Credits & Acknowledgments

This project is built on top of the ACE-Step 1.5 music generation model by the ACE-Step team. All model weights are sourced from their official HuggingFace organization.

ACE-Step 1.5: https://github.com/ace-step/ACE-Step-1.5
HuggingFace Models: https://huggingface.co/ACE-Step

We are grateful to the ACE-Step team for making their model and weights publicly available.

This is a beta release. The software is provided as-is with no warranty and no support. While we've tested it extensively, unexpected issues may occur depending on your hardware, ComfyUI version, or dataset.
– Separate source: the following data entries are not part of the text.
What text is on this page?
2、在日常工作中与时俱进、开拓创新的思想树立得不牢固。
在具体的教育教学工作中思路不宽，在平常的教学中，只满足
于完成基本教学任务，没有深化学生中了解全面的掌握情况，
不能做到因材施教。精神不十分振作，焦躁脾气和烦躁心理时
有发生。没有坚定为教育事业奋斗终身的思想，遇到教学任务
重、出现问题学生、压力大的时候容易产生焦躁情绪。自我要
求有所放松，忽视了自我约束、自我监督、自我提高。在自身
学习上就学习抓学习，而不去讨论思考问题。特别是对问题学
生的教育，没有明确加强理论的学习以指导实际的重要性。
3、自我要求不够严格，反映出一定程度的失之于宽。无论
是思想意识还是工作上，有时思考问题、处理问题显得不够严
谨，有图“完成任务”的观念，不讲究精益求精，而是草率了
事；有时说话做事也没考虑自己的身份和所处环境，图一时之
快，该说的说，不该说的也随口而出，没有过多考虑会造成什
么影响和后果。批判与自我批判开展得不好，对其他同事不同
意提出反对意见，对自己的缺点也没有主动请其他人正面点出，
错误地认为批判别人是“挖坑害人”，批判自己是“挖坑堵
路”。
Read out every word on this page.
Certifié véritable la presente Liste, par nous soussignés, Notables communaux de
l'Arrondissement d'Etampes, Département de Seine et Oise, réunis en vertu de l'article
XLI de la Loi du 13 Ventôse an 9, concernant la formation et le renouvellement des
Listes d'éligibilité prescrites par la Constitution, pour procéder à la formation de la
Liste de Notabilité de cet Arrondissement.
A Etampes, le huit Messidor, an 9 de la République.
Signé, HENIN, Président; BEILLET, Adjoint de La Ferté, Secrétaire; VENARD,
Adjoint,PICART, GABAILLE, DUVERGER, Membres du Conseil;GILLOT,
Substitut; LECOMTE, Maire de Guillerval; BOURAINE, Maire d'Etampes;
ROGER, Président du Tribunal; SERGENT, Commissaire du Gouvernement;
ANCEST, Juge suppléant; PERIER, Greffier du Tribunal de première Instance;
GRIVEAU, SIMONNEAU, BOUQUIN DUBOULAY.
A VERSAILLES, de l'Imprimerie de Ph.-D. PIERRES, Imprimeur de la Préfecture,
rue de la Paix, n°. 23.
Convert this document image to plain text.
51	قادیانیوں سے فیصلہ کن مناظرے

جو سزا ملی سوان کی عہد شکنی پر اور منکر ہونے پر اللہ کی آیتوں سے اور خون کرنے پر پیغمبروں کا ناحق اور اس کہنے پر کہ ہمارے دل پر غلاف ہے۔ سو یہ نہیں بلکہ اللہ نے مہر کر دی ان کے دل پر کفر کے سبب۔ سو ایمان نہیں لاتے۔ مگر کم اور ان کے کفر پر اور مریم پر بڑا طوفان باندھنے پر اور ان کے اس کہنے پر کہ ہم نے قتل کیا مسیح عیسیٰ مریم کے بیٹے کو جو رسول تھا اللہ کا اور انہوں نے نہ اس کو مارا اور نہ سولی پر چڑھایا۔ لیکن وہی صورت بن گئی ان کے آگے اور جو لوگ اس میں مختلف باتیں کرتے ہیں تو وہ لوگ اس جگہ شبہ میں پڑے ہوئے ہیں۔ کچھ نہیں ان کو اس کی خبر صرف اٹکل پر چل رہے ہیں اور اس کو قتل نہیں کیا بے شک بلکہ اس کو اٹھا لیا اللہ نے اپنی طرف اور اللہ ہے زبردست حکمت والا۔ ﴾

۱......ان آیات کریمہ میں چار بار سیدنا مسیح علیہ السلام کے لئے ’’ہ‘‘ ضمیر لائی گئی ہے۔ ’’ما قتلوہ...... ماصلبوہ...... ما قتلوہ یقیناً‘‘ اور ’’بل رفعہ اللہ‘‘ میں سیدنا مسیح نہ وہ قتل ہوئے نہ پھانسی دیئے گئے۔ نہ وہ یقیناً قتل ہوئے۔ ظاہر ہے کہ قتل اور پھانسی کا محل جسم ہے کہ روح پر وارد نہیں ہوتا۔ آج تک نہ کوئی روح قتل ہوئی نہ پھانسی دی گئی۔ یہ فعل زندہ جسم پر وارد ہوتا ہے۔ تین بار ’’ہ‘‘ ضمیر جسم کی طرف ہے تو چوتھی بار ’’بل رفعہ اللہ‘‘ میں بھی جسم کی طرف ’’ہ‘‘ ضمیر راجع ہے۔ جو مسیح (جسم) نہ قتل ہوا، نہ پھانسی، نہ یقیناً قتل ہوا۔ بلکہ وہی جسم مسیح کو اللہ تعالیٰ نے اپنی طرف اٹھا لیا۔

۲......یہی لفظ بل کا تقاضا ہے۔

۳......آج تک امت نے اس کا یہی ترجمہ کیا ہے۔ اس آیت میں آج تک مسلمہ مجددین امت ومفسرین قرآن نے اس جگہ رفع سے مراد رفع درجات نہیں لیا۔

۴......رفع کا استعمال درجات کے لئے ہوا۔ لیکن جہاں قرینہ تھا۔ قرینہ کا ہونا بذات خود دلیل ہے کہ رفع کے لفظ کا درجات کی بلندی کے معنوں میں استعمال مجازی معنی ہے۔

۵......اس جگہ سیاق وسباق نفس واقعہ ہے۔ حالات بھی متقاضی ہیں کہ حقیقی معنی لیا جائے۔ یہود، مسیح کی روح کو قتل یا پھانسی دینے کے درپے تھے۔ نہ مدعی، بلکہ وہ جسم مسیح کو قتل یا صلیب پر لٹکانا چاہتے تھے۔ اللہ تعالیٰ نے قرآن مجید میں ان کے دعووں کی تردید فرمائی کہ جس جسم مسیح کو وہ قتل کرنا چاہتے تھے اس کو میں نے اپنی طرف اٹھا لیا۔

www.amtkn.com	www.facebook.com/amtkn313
⭐ Star this repo if you find it useful
🐛 Open an issue if you find a bug (no guarantee of a fix, but we appreciate reports)
🚀 Pull requests are welcome for improvements and fixes

License

This project is licensed under the MIT License. See the LICENSE file for details.

The ACE-Step model weights are subject to their own license terms — please refer to the ACE-Step repository for details.